8. Investment and pump and dump scams. We've broadened this category after reporting on a number of failed or phony investment schemes that have cost victims tens of millions of dollars.

7. Work at home and job scams. With unemployment on the rise and the growing popularity of working from home, we think this scam will become more prevalent in 2009.

6. Grandparent, family tragedy and death threat scams. These are extremely common scams where people ask for money by claiming a relative is in trouble or that a murder contract has been taken out. Mostly, they come by phone but increasingly are seen in emails.

5. Viruses and spyware.

4. Nigerian scams, again with lots more new twists.

3. Lottery scams. You've won! New ones are appearing from Canada, the Caribbean, inside the US and from the Far East.

2. Economy related scams. We predict huge growth in loan- and credit-related scams, but foreclosure scams may ease slightly as pressure eases on banks. We'll see.

1. Identity theft and phishing. Despite tougher counter-measures, this scam is still way too easy for the criminals.

Currently in Australia a phishing email is doing the rounds which falsely alerts the recipient to an Australian Tax Office refund.
Surprisingly, by last Wednesday morning this scam was not yet posted on the ACCC-managed Scam Watch .

Australians reportedly lost up to a billion dollars in these scams in 2006-07, but what is more worrying is that identity theft is often being used for purely malicious ends in email attacks mounted as 'payback' for some form of personal disagreement.

There is some evidence that emails of this sort may have be sent from the NSW North Coast over the last 6-12 months.
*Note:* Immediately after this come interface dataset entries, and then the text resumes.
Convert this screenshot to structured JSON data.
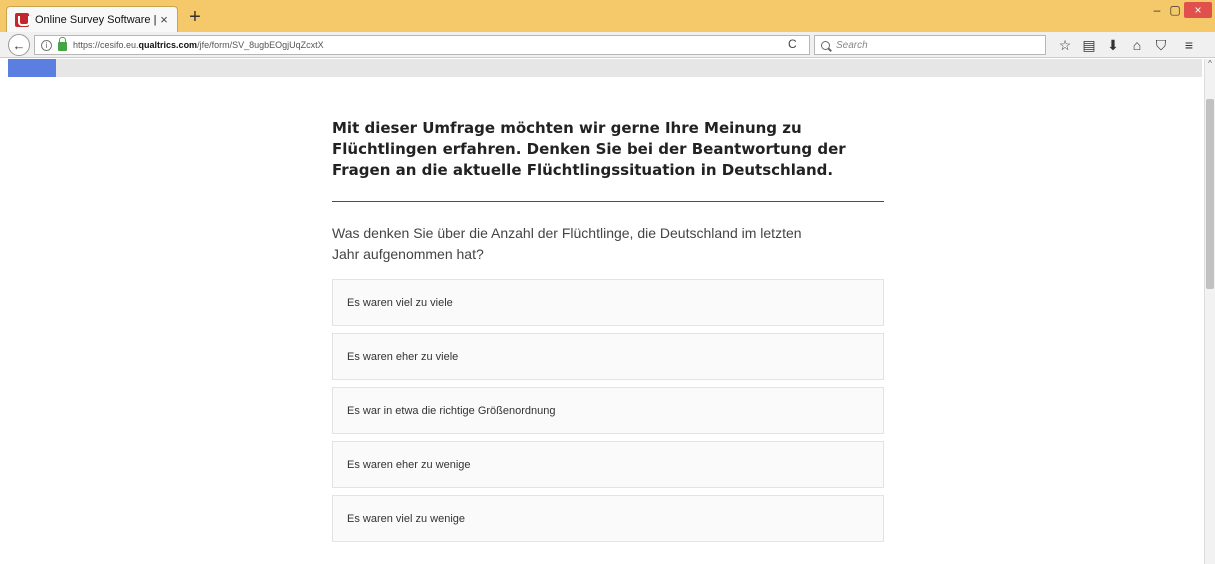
{
  "browser": {
    "tab_title": "Online Survey Software | ...",
    "tab_close": "×",
    "new_tab": "+",
    "url_prefix": "https://cesifo.eu.",
    "url_domain": "qualtrics.com",
    "url_path": "/jfe/form/SV_8ugbEOgjUqZcxtX",
    "search_placeholder": "Search",
    "reload": "C",
    "window_min": "–",
    "window_max": "▢",
    "window_close": "×",
    "back": "←",
    "info": "i",
    "toolbar_icons": [
      "star-icon",
      "reading-list-icon",
      "download-icon",
      "home-icon",
      "pocket-icon",
      "menu-icon"
    ],
    "toolbar_glyphs": [
      "☆",
      "▤",
      "⬇",
      "⌂",
      "⛉",
      "≡"
    ]
  },
  "progress": {
    "fraction": 0.04
  },
  "survey": {
    "intro": "Mit dieser Umfrage möchten wir gerne Ihre Meinung zu Flüchtlingen erfahren. Denken Sie bei der Beantwortung der Fragen an die aktuelle Flüchtlingssituation in Deutschland.",
    "question": "Was denken Sie über die Anzahl der Flüchtlinge, die Deutschland im letzten Jahr aufgenommen hat?",
    "options": [
      "Es waren viel zu viele",
      "Es waren eher zu viele",
      "Es war in etwa die richtige Größenordnung",
      "Es waren eher zu wenige",
      "Es waren viel zu wenige"
    ]
  },
  "colors": {
    "titlebar": "#f5c96a",
    "progress": "#5b7fe0",
    "divider": "#4a3fa8"
  }
}
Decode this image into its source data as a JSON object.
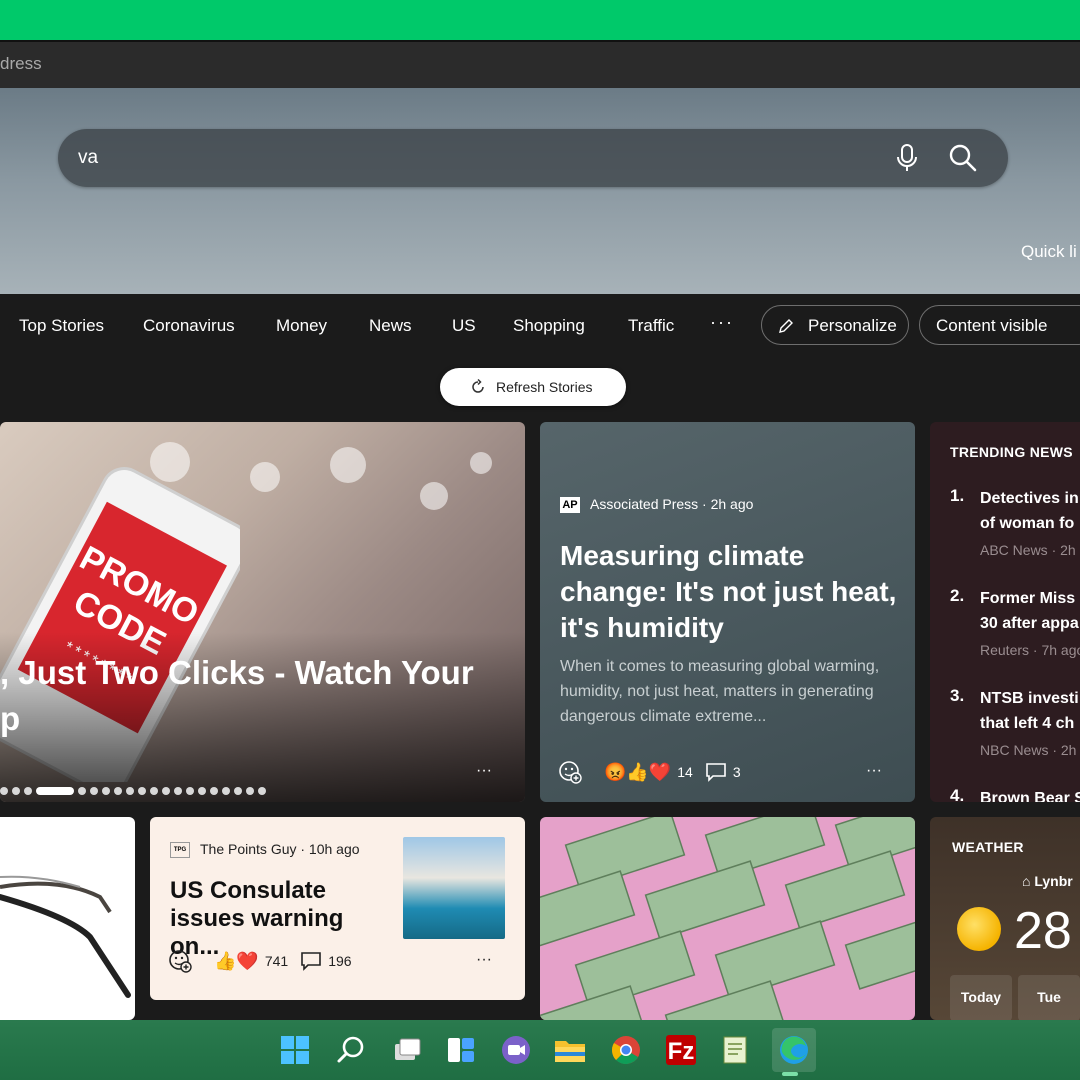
{
  "browser": {
    "address_placeholder": "dress"
  },
  "search": {
    "query": "va",
    "quick_links_label": "Quick li"
  },
  "nav": {
    "items": [
      "Top Stories",
      "Coronavirus",
      "Money",
      "News",
      "US",
      "Shopping",
      "Traffic"
    ],
    "more": "···",
    "personalize_label": "Personalize",
    "content_visibility_label": "Content visible"
  },
  "refresh_label": "Refresh Stories",
  "promo": {
    "line1": ", Just Two Clicks - Watch Your",
    "line2": "p",
    "more": "···",
    "slides": 20,
    "active_slide": 3
  },
  "climate": {
    "source": "Associated Press · 2h ago",
    "source_logo": "AP",
    "title": "Measuring climate change: It's not just heat, it's humidity",
    "summary": "When it comes to measuring global warming, humidity, not just heat, matters in generating dangerous climate extreme...",
    "reaction_count": "14",
    "comment_count": "3",
    "more": "···"
  },
  "trending": {
    "header": "TRENDING NEWS",
    "items": [
      {
        "num": "1.",
        "line1": "Detectives in",
        "line2": "of woman fo",
        "meta": "ABC News · 2h"
      },
      {
        "num": "2.",
        "line1": "Former Miss",
        "line2": "30 after appa",
        "meta": "Reuters · 7h ago"
      },
      {
        "num": "3.",
        "line1": "NTSB investi",
        "line2": "that left 4 ch",
        "meta": "NBC News · 2h"
      },
      {
        "num": "4.",
        "line1": "Brown Bear S",
        "line2": "",
        "meta": ""
      }
    ]
  },
  "points": {
    "source": "The Points Guy · 10h ago",
    "title": "US Consulate issues warning on...",
    "reaction_count": "741",
    "comment_count": "196",
    "more": "···"
  },
  "weather": {
    "header": "WEATHER",
    "location": "Lynbr",
    "temperature": "28",
    "days": [
      "Today",
      "Tue"
    ]
  },
  "taskbar": {
    "apps": [
      "start",
      "search",
      "task-view",
      "widgets",
      "teams-chat",
      "file-explorer",
      "chrome",
      "filezilla",
      "notepad",
      "edge"
    ]
  }
}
So, if you receive an email with content or language that appears out of character for the named sender:

• First, contact the sender directly (not via email reply link) and attempt to verify the suspect email;
• Secondly, contact the local police if the email is fraudulent as identity theft can be an offence under Australian law if it involves stealing, fraud, forgery, uttering, computer hacking and misuse, or personation.

Ponzi scheme promoter bites the dust

"Investment manager" (and that term is used very loosely) Bernard Madoff, the former Nasdaq chairman, was charged on Thursday with massive fraud.
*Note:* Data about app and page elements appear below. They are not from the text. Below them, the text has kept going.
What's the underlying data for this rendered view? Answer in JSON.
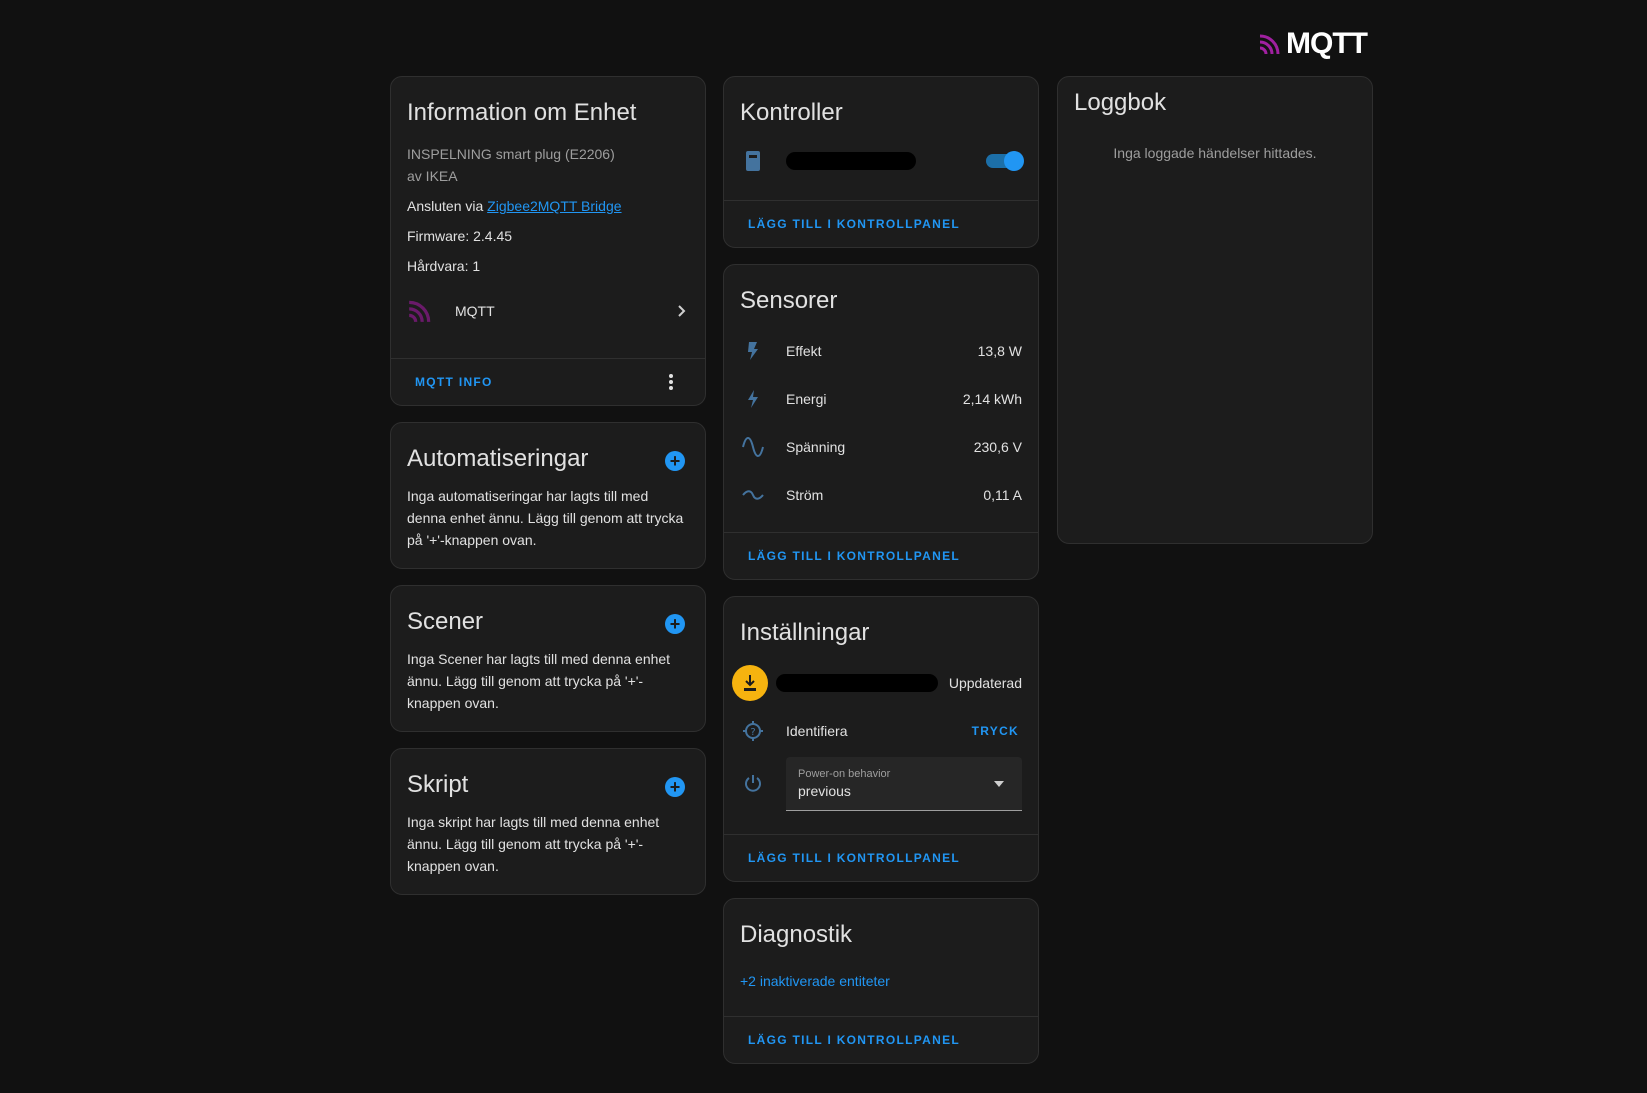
{
  "logo": {
    "text": "MQTT"
  },
  "device_info": {
    "title": "Information om Enhet",
    "model": "INSPELNING smart plug (E2206)",
    "manufacturer": "av IKEA",
    "connected_prefix": "Ansluten via ",
    "connected_link": "Zigbee2MQTT Bridge",
    "firmware": "Firmware: 2.4.45",
    "hardware": "Hårdvara: 1",
    "integration_label": "MQTT",
    "action_label": "MQTT INFO"
  },
  "automations": {
    "title": "Automatiseringar",
    "text": "Inga automatiseringar har lagts till med denna enhet ännu. Lägg till genom att trycka på '+'-knappen ovan."
  },
  "scenes": {
    "title": "Scener",
    "text": "Inga Scener har lagts till med denna enhet ännu. Lägg till genom att trycka på '+'-knappen ovan."
  },
  "scripts": {
    "title": "Skript",
    "text": "Inga skript har lagts till med denna enhet ännu. Lägg till genom att trycka på '+'-knappen ovan."
  },
  "controls": {
    "title": "Kontroller",
    "switch_on": true,
    "action_label": "LÄGG TILL I KONTROLLPANEL"
  },
  "sensors": {
    "title": "Sensorer",
    "items": [
      {
        "name": "Effekt",
        "value": "13,8 W",
        "icon": "flash-icon"
      },
      {
        "name": "Energi",
        "value": "2,14 kWh",
        "icon": "lightning-icon"
      },
      {
        "name": "Spänning",
        "value": "230,6 V",
        "icon": "sine-wave-icon"
      },
      {
        "name": "Ström",
        "value": "0,11 A",
        "icon": "current-ac-icon"
      }
    ],
    "action_label": "LÄGG TILL I KONTROLLPANEL"
  },
  "settings": {
    "title": "Inställningar",
    "update_status": "Uppdaterad",
    "identify_label": "Identifiera",
    "identify_button": "TRYCK",
    "select_label": "Power-on behavior",
    "select_value": "previous",
    "action_label": "LÄGG TILL I KONTROLLPANEL"
  },
  "diagnostics": {
    "title": "Diagnostik",
    "link": "+2 inaktiverade entiteter",
    "action_label": "LÄGG TILL I KONTROLLPANEL"
  },
  "logbook": {
    "title": "Loggbok",
    "empty": "Inga loggade händelser hittades."
  },
  "colors": {
    "accent": "#2196f3",
    "card": "#1c1c1c",
    "background": "#111111"
  }
}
Time reports that according to the U.S. Attorney's office in the southern district of New York, Madoff admitted to defrauding clients for up to $50 billion in a massive Ponzi scheme that was committed over a number of years. (See the top 10 scandals of 2008.)
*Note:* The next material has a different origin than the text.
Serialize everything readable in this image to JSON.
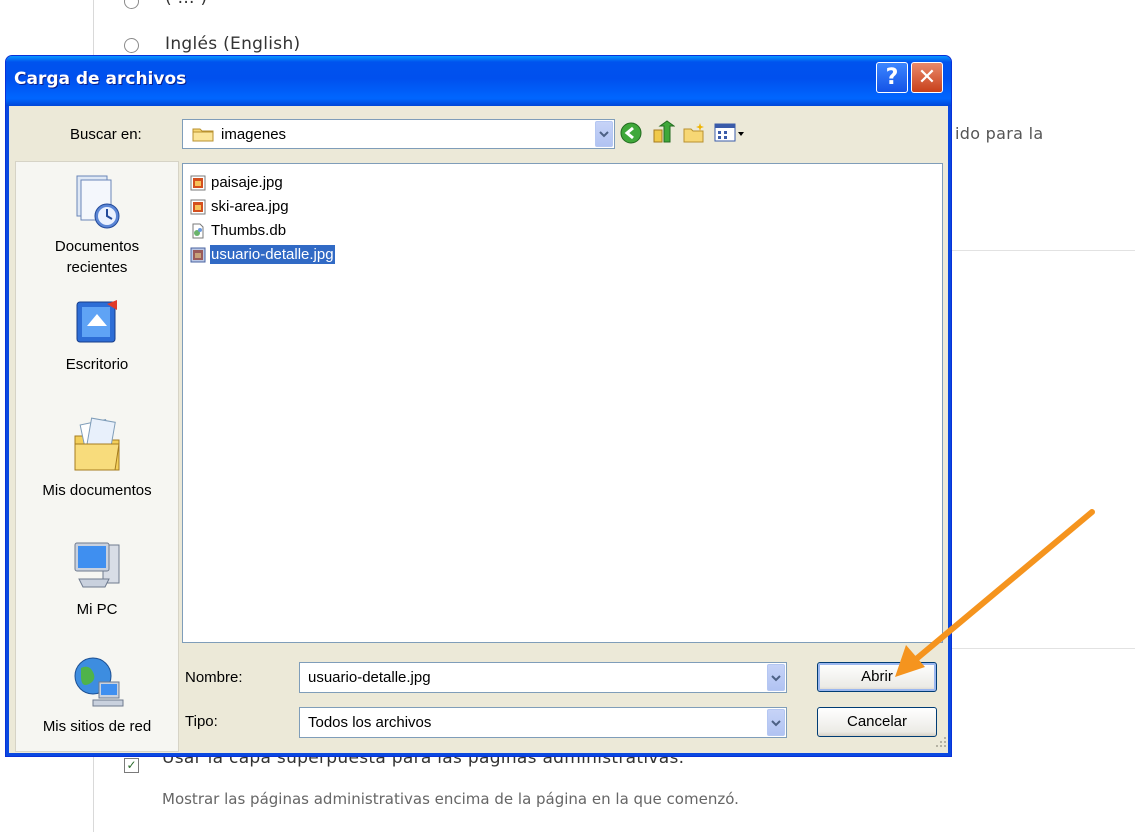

Forbes reports that Madoff, known to his mates as Bernie, informed “senior employees,” possibly his sons, that his investment advisory business was a fraud. (See "Mad Madoff.")

Madoff reportedly said he was “finished,” that he had “absolutely nothing,” that “it's all just one big lie.” He allegedly stated that the business was insolvent, and that it had been for years.

His estimated losses from the fraud clocked in at $50.0 billion. The U.S. Securities and Exchange Commission said regulatory files showed that the firm had more than $17.0 billion in assets under management at the start of the year and that virtually all of that is missing.

The 70-year-old Madoff is being charged with one count of securities fraud, which carries a maximum penalty of 20 years in prison and a maximum fine of $5.0 million. Madoff was released on his own recognizance after posting a $10.0 million bond secured by his Manhattan apartment.

The Securities and Exchange Commission asked the federal court in New York to freeze Madoff’s assets. The commission also appointed a receiver who will try to gather all the assets and will try to determine whether anyone else was complicit in the fraud. “The process takes years,” said Powers. “Although these frauds may appear simple, forensic accountants must go through the various transactions that occurred to understand the full extent.”

Powers said Ponzi-like schemes typical start when the scamster made a bad investment decision or dipped into clients' funds, and instead of admitting to the mistake or paying back the losses, uses new money from investors to meet redemptions.

Some are considering Madoff’s scheme the biggest fraud case in Wall Street’s history. Madoff’s clients, which reportedly include Lombardier, the Loeb Family, Banco Santander, and a slew of charities, will likely seek civil lawsuits or other legal action to try to recover the money they’ve invested.